CNBC just issued the sudden and sad news that Mark Haines, founding anchor of the channel’s signature program Squawk Box, died last night. The channel has launched a lot of business-news stars in its time, but Haines was as close as anyone to being its defining face and voice. Like a lot of financial laymen, I’m sure, I watch business-news TV only occasionally—when there’s a big move in the markets, when a bank collapses, &c.—but when I envision CNBC, Haines’ presence is probably what first comes to mind.
Haines was plain-spoken, direct, good-humored and quick to call B.S. As with much of CNBC, viewers can argue about whether his coverage and his shows’ were too cozy with business leaders or whether they missed signs leading up to the 2008 financial crisis. But Haines was steady, unpretentious and professional, whether covering earnings reports, a market crisis or the 9/11 terror attacks.

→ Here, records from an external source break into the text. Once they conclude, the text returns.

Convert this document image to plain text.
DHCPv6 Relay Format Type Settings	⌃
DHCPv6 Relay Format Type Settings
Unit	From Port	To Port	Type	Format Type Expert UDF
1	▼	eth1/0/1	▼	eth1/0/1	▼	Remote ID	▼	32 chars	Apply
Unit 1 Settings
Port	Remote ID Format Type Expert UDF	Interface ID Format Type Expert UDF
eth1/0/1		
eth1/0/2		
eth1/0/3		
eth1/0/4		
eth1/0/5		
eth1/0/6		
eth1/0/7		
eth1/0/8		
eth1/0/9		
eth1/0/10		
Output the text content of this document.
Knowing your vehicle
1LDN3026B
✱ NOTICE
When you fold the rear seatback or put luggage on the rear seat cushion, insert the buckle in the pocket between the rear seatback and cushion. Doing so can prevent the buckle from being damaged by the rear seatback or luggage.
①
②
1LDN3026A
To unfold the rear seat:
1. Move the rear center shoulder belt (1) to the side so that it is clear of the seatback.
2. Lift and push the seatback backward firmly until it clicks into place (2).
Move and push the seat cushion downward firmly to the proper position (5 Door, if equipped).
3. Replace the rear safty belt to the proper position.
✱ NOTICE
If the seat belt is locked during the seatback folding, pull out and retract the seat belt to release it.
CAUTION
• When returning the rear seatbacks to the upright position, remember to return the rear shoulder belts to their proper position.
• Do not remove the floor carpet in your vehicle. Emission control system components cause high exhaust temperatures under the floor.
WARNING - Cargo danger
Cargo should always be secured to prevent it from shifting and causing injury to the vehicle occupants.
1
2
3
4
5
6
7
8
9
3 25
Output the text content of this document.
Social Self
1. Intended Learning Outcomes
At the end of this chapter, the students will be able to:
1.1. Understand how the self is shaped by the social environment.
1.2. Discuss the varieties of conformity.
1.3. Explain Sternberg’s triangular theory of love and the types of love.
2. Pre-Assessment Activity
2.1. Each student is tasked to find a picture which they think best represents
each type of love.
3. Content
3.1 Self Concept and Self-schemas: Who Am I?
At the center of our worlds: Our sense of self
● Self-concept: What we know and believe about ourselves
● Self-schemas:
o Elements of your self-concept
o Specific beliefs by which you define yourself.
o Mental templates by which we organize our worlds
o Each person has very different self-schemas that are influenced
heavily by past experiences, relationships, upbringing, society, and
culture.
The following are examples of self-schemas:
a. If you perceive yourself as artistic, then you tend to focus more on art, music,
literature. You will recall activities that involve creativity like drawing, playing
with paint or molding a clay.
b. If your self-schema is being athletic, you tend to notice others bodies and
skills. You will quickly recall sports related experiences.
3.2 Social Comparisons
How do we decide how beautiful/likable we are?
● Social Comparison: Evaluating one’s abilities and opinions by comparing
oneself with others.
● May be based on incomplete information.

He also probably came as close as anyone to embodying what CNBC is at its best, combining knowledgability with a distinctive voice. He asked blunt questions and, occasionally, was willing to use that voice to shoot down blather—as in the clip above, where he shuts down a political spokeswoman at the Republican National Convention for her line of spin on taxes: “I’m sorry, but I find that one-sided crap insulting.” (Those looking for equal time can watch Barney Frank cut off a tough interview with Haines here.) He may not always have made his interview subjects love him, but Mark Haines was all business. RIP.